The deck is bare, of course; usually in February it would be covered with snow. We are having a very mild winter, but it still goes down to -10º some nights, so planters, etc, are out of the question. People store most of their "deck furniture" during the winter.

People looking at a house have to use their imagination to appreciate how the deck would look in summer, and how rooms would look with their own furniture. Fortunately, in this part of the country, prices are so low that people can buy enough space for their needs.

bojorojo Wed 24-Feb-16 13:40:41

I think people are put off by poor presentation though. They may not have much imagination. They need to see the house as it should be utilised. If some furniture is not really required and is in wraps, can it be stored? Definitely daylight photos and no closed blinds or drapes.
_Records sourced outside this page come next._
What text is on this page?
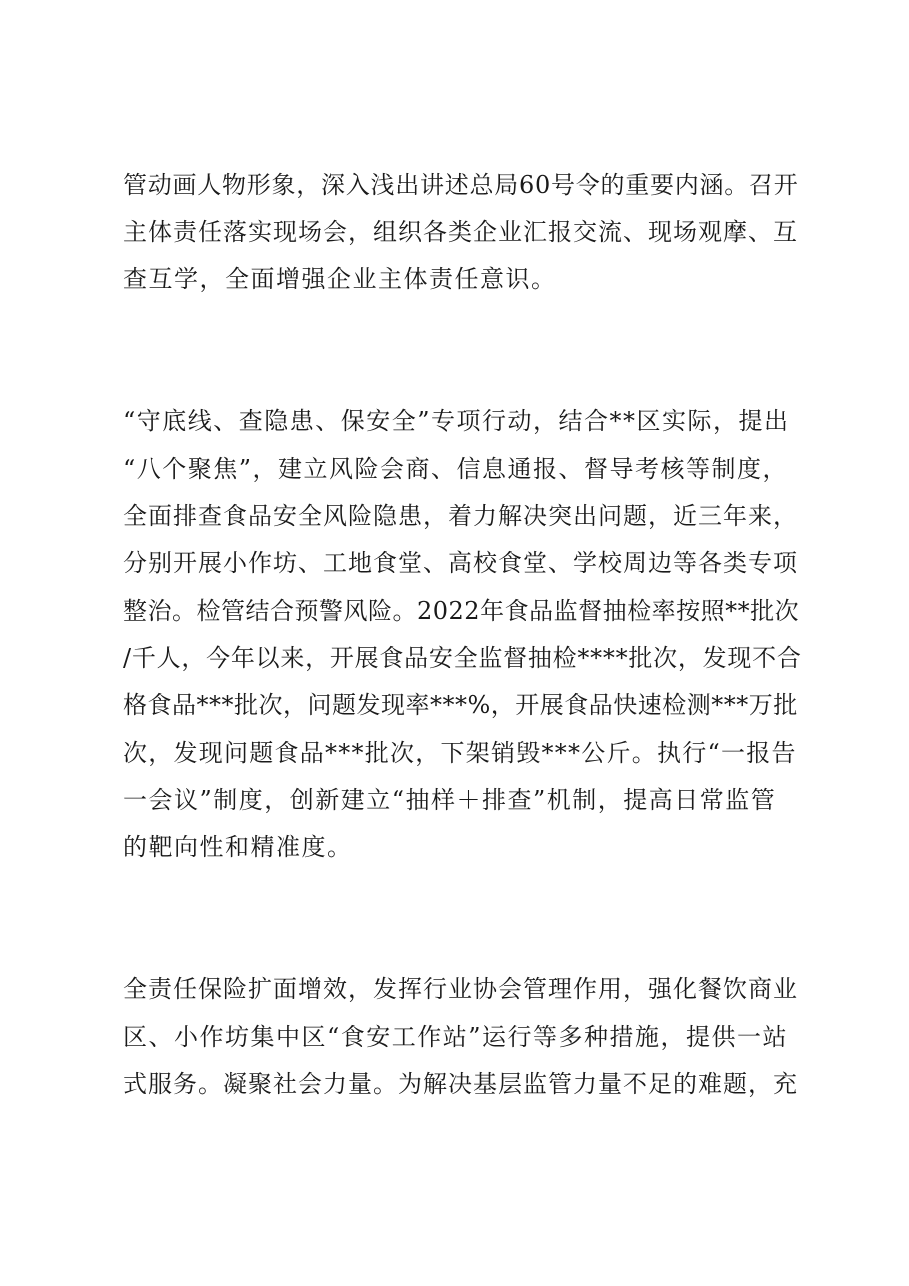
管动画人物形象，深入浅出讲述总局60号令的重要内涵。召开
主体责任落实现场会，组织各类企业汇报交流、现场观摩、互
查互学，全面增强企业主体责任意识。
“守底线、查隐患、保安全”专项行动，结合**区实际，提出
“八个聚焦”，建立风险会商、信息通报、督导考核等制度，
全面排查食品安全风险隐患，着力解决突出问题，近三年来，
分别开展小作坊、工地食堂、高校食堂、学校周边等各类专项
整治。检管结合预警风险。2022年食品监督抽检率按照**批次
/千人，今年以来，开展食品安全监督抽检****批次，发现不合
格食品***批次，问题发现率***%，开展食品快速检测***万批
次，发现问题食品***批次，下架销毁***公斤。执行“一报告
一会议”制度，创新建立“抽样＋排查”机制，提高日常监管
的靶向性和精准度。
全责任保险扩面增效，发挥行业协会管理作用，强化餐饮商业
区、小作坊集中区“食安工作站”运行等多种措施，提供一站
式服务。凝聚社会力量。为解决基层监管力量不足的难题，充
Have a look at the photos used by up-market real estate agents here. For example, Savills, Knight Frank, Hamptons, Humberts, and you will get an idea of how to photo a room to best effect. It is not necessary to have lots and lots of photos, or even every room, but good light photos highlighting space and appropriate use of rooms is good. Avoid photos showing plumbing and clutter and the fact it is close to other properties. Don't worry about the decking. You cannot hide the garage. Good luck.